Аэродинамические тормоза на кромках крыльев взвизгнули, но еще с недостаточной силой. Рита дожала их и ощутила сопротивление потревоженного воздуха, легкую тряску, которая передалась ей через ручку управления, дроссели и кресло, в котором она сидела. Она с удовлетворением продвинула переключатель торможения вперед большим пальцем левой руки. Щитки послушно закрылись, и тряска прекратилась.
Внизу расстилалась коричневато-красная с серым налетом пустыня – иссушенная земля без малейшего проблеска зелени. Опустившись ниже, она смогла различить песок и глину в долинах и высохших руслах, а камень крутых утесов напоминал отполированный чугун.
Бабун общался с Джейком Графтоном по радио.
– Не бойтесь, мы тут профессионалы.
– Аминь, – откликнулся Графтон.
«Хорошо, что Доджерс остался в Чайна-Лейк», – подумала Рита.
– Ладно, «Туман», я вас вижу. Опуститесь до двух с половиной тысяч по барометрическому высотомеру, – высота местности тут была тысяча двести над уровнем моря, – и следуйте на север по долине, пока не увидите фургон. Он красный с белым крестом на крыше.
– Каким крестом? – поинтересовалась Рита.
– Рисовал сын Доджерса. Догадывайтесь сами.

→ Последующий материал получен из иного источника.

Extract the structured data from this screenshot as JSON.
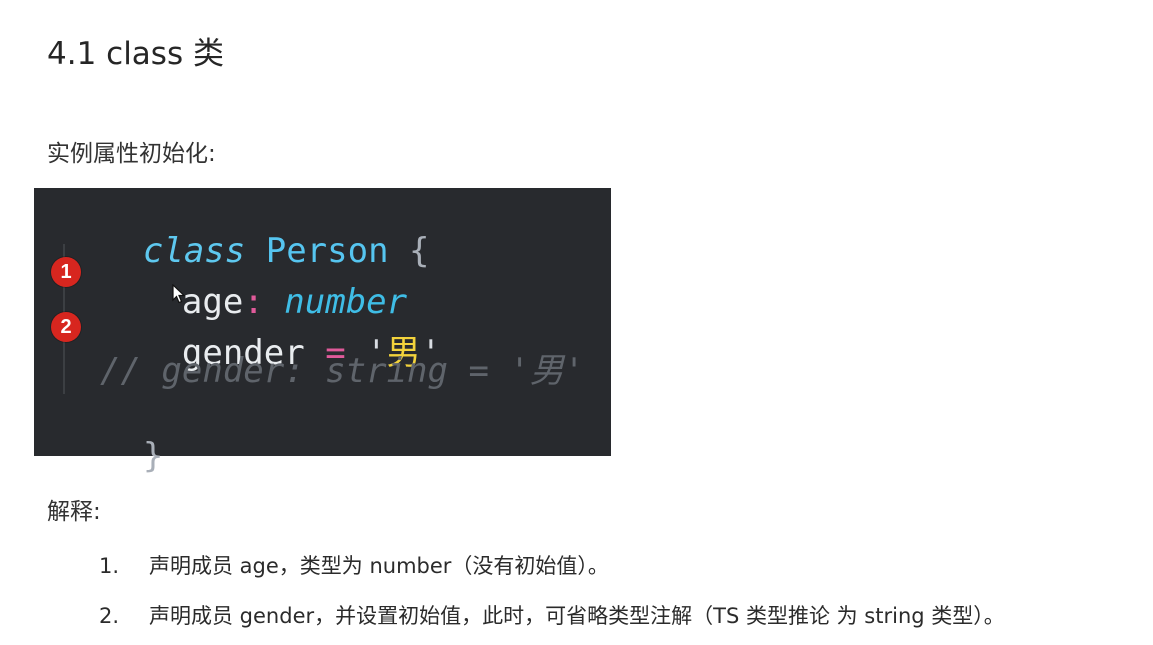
{
  "heading": "4.1 class 类",
  "subheading": "实例属性初始化:",
  "code": {
    "line1": {
      "keyword": "class",
      "name": "Person",
      "brace": "{"
    },
    "line2": {
      "prop": "age",
      "colon": ":",
      "type": "number"
    },
    "line3": {
      "prop": "gender",
      "op": "=",
      "quote_open": "'",
      "value": "男",
      "quote_close": "'"
    },
    "line4": {
      "comment": "// gender: string = '男'"
    },
    "line5": {
      "brace": "}"
    }
  },
  "markers": [
    "1",
    "2"
  ],
  "explain_label": "解释:",
  "list": [
    {
      "num": "1.",
      "text": "声明成员 age，类型为 number（没有初始值）。"
    },
    {
      "num": "2.",
      "text": "声明成员 gender，并设置初始值，此时，可省略类型注解（TS 类型推论 为 string 类型）。"
    }
  ],
  "colors": {
    "code_background": "#282a2e",
    "marker": "#d7261f",
    "string": "#f3d33c",
    "keyword": "#5ec8ef"
  }
}
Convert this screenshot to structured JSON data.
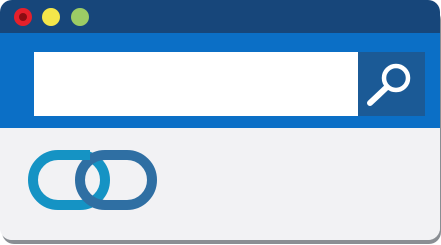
{
  "window": {
    "controls": [
      {
        "name": "close-dot",
        "color": "#e5202b"
      },
      {
        "name": "minimize-dot",
        "color": "#f4e64a"
      },
      {
        "name": "maximize-dot",
        "color": "#9ccc65"
      }
    ],
    "colors": {
      "titlebar": "#17467a",
      "toolbar": "#0b6fc6",
      "search_button": "#1b5a96",
      "content_background": "#f2f2f4"
    }
  },
  "search": {
    "value": "",
    "placeholder": "",
    "button_icon": "magnifying-glass-icon"
  },
  "content": {
    "icon": "link-chain-icon",
    "icon_colors": [
      "#1593c4",
      "#2f6fa3"
    ]
  }
}
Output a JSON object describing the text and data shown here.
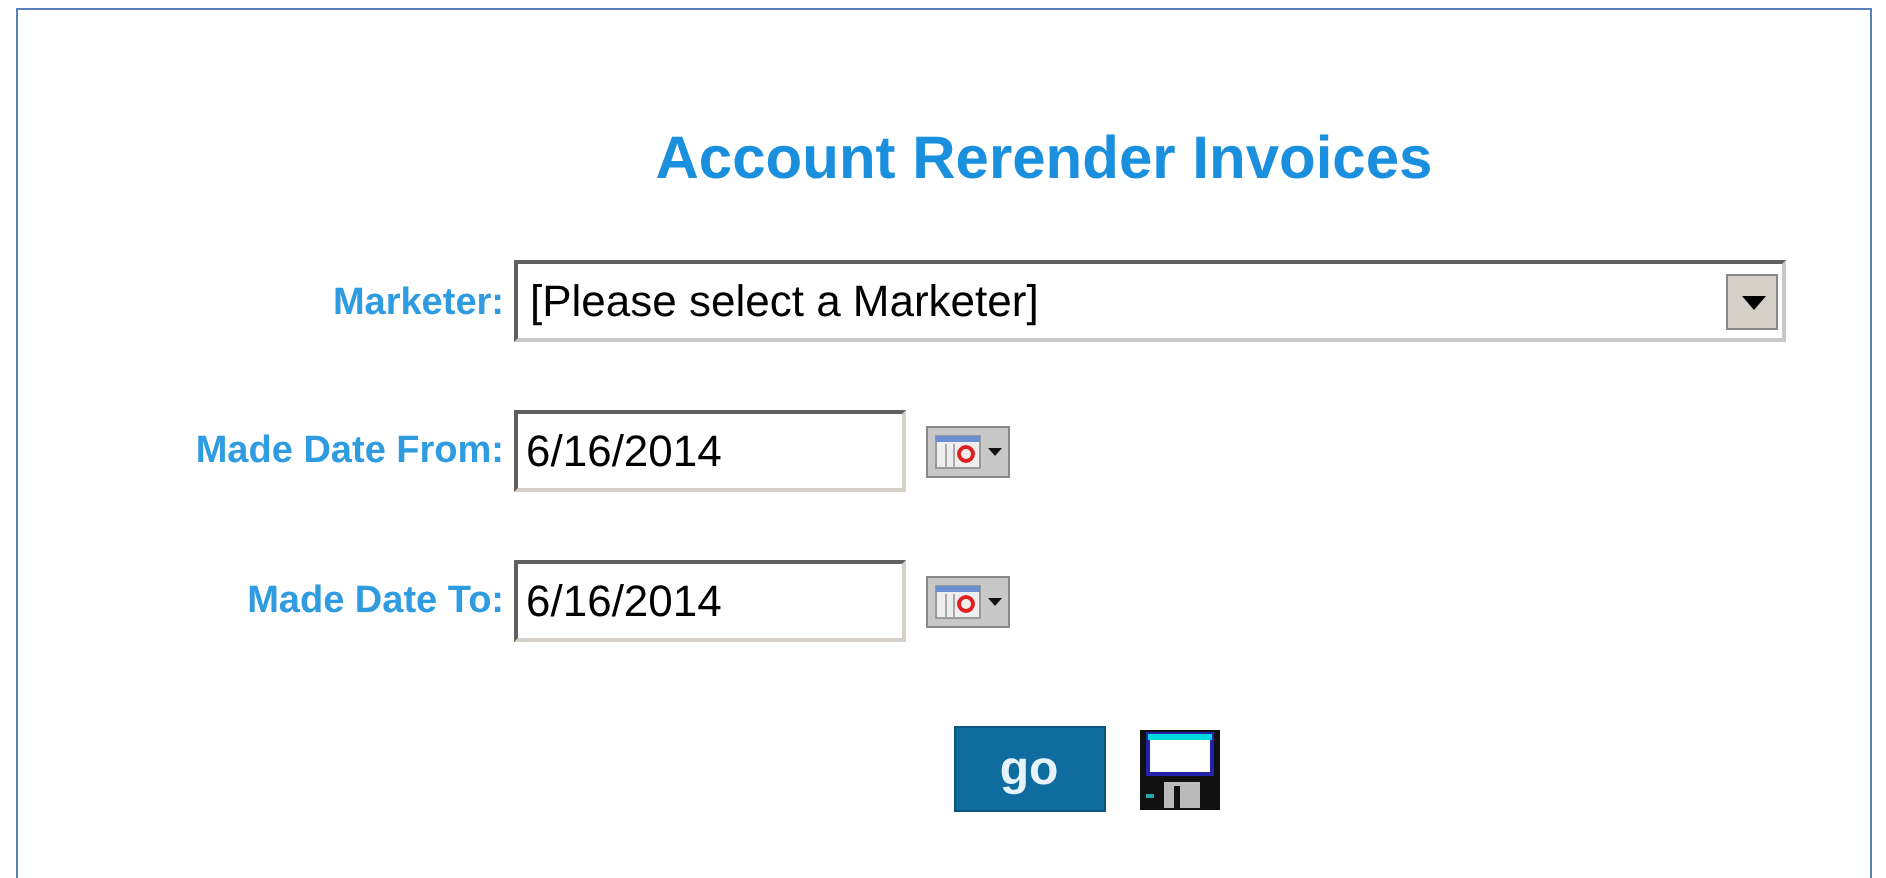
{
  "title": "Account Rerender Invoices",
  "marketer": {
    "label": "Marketer:",
    "value": "[Please select a Marketer]"
  },
  "date_fields": [
    {
      "label": "Made Date From:",
      "value": "6/16/2014"
    },
    {
      "label": "Made Date To:",
      "value": "6/16/2014"
    }
  ],
  "buttons": [
    {
      "kind": "go",
      "label": "go"
    },
    {
      "kind": "save"
    }
  ]
}
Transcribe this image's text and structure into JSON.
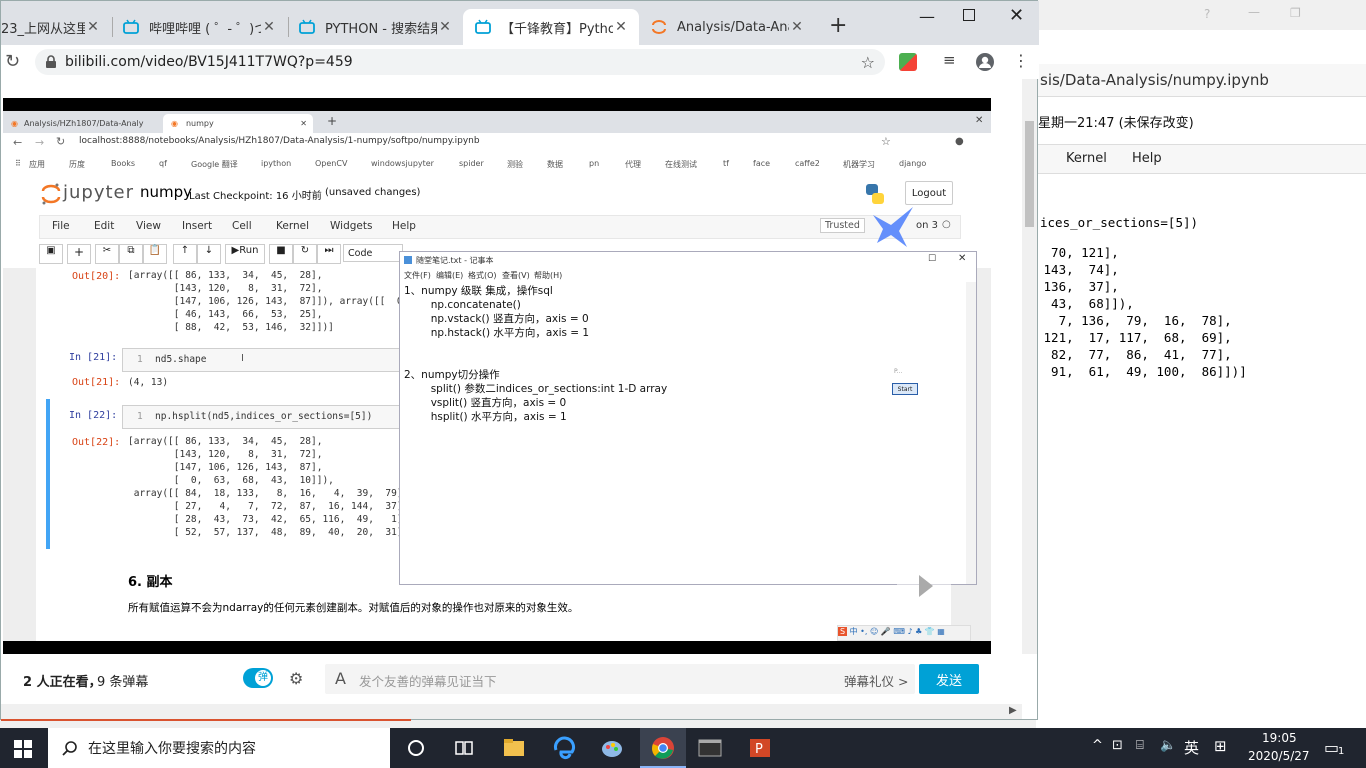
{
  "back_window": {
    "title_controls": [
      "?",
      "—",
      "❐"
    ],
    "path_fragment": "sis/Data-Analysis/numpy.ipynb",
    "checkpoint_fragment": "星期一21:47 (未保存改变)",
    "menu": [
      "Kernel",
      "Help"
    ],
    "code_lines": [
      "ices_or_sections=[5])",
      "  70, 121],",
      " 143,  74],",
      " 136,  37],",
      "  43,  68]]),",
      "   7, 136,  79,  16,  78],",
      " 121,  17, 117,  68,  69],",
      "  82,  77,  86,  41,  77],",
      "  91,  61,  49, 100,  86]])]"
    ]
  },
  "browser": {
    "tabs": [
      {
        "title": "23_上网从这里"
      },
      {
        "title": "哔哩哔哩 ( ゜- ゜)つロ"
      },
      {
        "title": "PYTHON - 搜索结果"
      },
      {
        "title": "【千锋教育】Python"
      },
      {
        "title": "Analysis/Data-Anal"
      }
    ],
    "new_tab": "+",
    "url": "bilibili.com/video/BV15J411T7WQ?p=459"
  },
  "inner_browser": {
    "tabs": [
      "Analysis/HZh1807/Data-Analy",
      "numpy"
    ],
    "url": "localhost:8888/notebooks/Analysis/HZh1807/Data-Analysis/1-numpy/softpo/numpy.ipynb",
    "bookmarks": [
      "应用",
      "历度",
      "Books",
      "qf",
      "Google 翻译",
      "ipython",
      "OpenCV",
      "windowsjupyter",
      "spider",
      "测验",
      "数据",
      "pn",
      "代理",
      "在线测试",
      "tf",
      "face",
      "caffe2",
      "机器学习",
      "django"
    ]
  },
  "jupyter": {
    "logo_text": "jupyter",
    "notebook_name": "numpy",
    "checkpoint": "Last Checkpoint: 16 小时前",
    "unsaved": "(unsaved changes)",
    "logout": "Logout",
    "menu": [
      "File",
      "Edit",
      "View",
      "Insert",
      "Cell",
      "Kernel",
      "Widgets",
      "Help"
    ],
    "trusted": "Trusted",
    "kernel_name": "on 3",
    "run_label": "Run",
    "cell_type": "Code"
  },
  "notebook": {
    "out20_prompt": "Out[20]:",
    "out20_lines": [
      "[array([[ 86, 133,  34,  45,  28],",
      "        [143, 120,   8,  31,  72],",
      "        [147, 106, 126, 143,  87]]), array([[  0,",
      "        [ 46, 143,  66,  53,  25],",
      "        [ 88,  42,  53, 146,  32]])]"
    ],
    "in21_prompt": "In  [21]:",
    "in21_lineno": "1",
    "in21_code": "nd5.shape",
    "out21_prompt": "Out[21]:",
    "out21_value": "(4, 13)",
    "in22_prompt": "In  [22]:",
    "in22_lineno": "1",
    "in22_code": "np.hsplit(nd5,indices_or_sections=[5])",
    "out22_prompt": "Out[22]:",
    "out22_lines": [
      "[array([[ 86, 133,  34,  45,  28],",
      "        [143, 120,   8,  31,  72],",
      "        [147, 106, 126, 143,  87],",
      "        [  0,  63,  68,  43,  10]]),",
      " array([[ 84,  18, 133,   8,  16,   4,  39,  79],",
      "        [ 27,   4,   7,  72,  87,  16, 144,  37],",
      "        [ 28,  43,  73,  42,  65, 116,  49,   1],",
      "        [ 52,  57, 137,  48,  89,  40,  20,  31]"
    ],
    "section_heading": "6. 副本",
    "section_text": "所有赋值运算不会为ndarray的任何元素创建副本。对赋值后的对象的操作也对原来的对象生效。"
  },
  "notepad": {
    "title": "随堂笔记.txt - 记事本",
    "menu": [
      "文件(F)",
      "编辑(E)",
      "格式(O)",
      "查看(V)",
      "帮助(H)"
    ],
    "lines": [
      "1、numpy 级联 集成，操作sql",
      "        np.concatenate()",
      "        np.vstack() 竖直方向，axis = 0",
      "        np.hstack() 水平方向，axis = 1",
      "",
      "",
      "2、numpy切分操作",
      "        split() 参数二indices_or_sections:int 1-D array",
      "        vsplit() 竖直方向，axis = 0",
      "        hsplit() 水平方向，axis = 1"
    ],
    "side_widget": "P...",
    "start_button": "Start"
  },
  "bilibili": {
    "viewers": "2 人正在看，",
    "danmaku_count": "9 条弹幕",
    "danmaku_toggle": "弹",
    "placeholder": "发个友善的弹幕见证当下",
    "etiquette": "弹幕礼仪 >",
    "send": "发送"
  },
  "taskbar": {
    "search_placeholder": "在这里输入你要搜索的内容",
    "time": "19:05",
    "date": "2020/5/27",
    "ime": "英",
    "notification_count": "1"
  },
  "colors": {
    "accent_blue": "#00a1d6",
    "jupyter_orange": "#f37726",
    "taskbar": "#20252f"
  }
}
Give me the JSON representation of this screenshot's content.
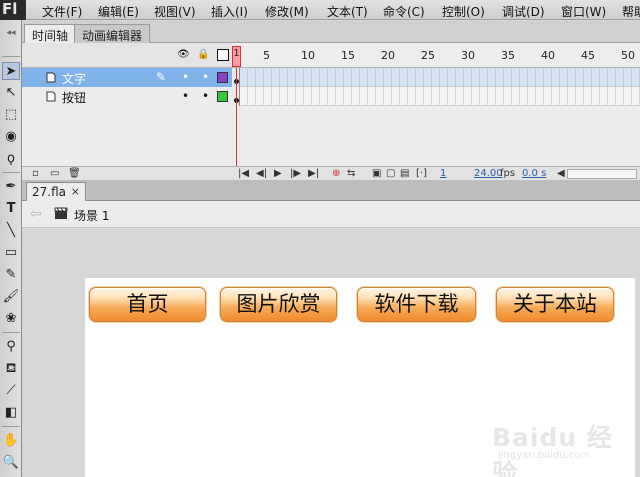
{
  "app": {
    "logo": "Fl"
  },
  "menu": [
    "文件(F)",
    "编辑(E)",
    "视图(V)",
    "插入(I)",
    "修改(M)",
    "文本(T)",
    "命令(C)",
    "控制(O)",
    "调试(D)",
    "窗口(W)",
    "帮助"
  ],
  "timeline": {
    "tabs": [
      "时间轴",
      "动画编辑器"
    ],
    "ruler": [
      "1",
      "5",
      "10",
      "15",
      "20",
      "25",
      "30",
      "35",
      "40",
      "45",
      "50"
    ],
    "layers": [
      {
        "name": "文字",
        "selected": true,
        "color": "#8a3fc7"
      },
      {
        "name": "按钮",
        "selected": false,
        "color": "#33cc33"
      }
    ],
    "status": {
      "frame": "1",
      "fps": "24.00",
      "fps_unit": "fps",
      "time": "0.0 s"
    }
  },
  "document": {
    "tab": "27.fla",
    "close": "×"
  },
  "scene": {
    "label": "场景 1"
  },
  "stage": {
    "buttons": [
      "首页",
      "图片欣赏",
      "软件下载",
      "关于本站"
    ]
  },
  "watermark": {
    "text": "Baidu 经验",
    "sub": "jingyan.baidu.com"
  }
}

– Вижу. – С этой высоты фургон выглядел пятнышком среди валунов и глины.
– Значит, ходите кругами над фургоном где-то километрах в пяти, включите эту штуку по моему приказу.
– Вас понял, – отозвался Бабун.
Рита тем временем, отвернув в сторону, начала кружить над фургоном так, чтобы левое крыло было обращено к нему.
Бабун снова осмотрел небольшую коробку, приклеенную поверх прозрачного щитка перед его глазами. Не ахти какое сложное устройство. Снаружи торчал трехпозиционный переключатель, который он пять минут назад поставил в среднее положение – режим ожидания. В этом режиме хладоагент циркулировал в компьютере «Афины». Рядом с выключателем были установлены маленькие лампочки: зеленая подтверждала, что компьютер запитан, а желтая загоралась, когда система принимала сигналы от внешнего источника. Раз она светится, значит, система «Афина» делает свое дело. Была еще красная лампочка на тот случай, если температура охлаждаемого жидким азотом компьютера превысит опасный предел. Если загорится эта лампочка, Бабун должен немедленно отключить систему.
На земле Джейк наблюдал, как Гарольд Доджерс и Гельмут Фриче возятся у пульта управления РЛС.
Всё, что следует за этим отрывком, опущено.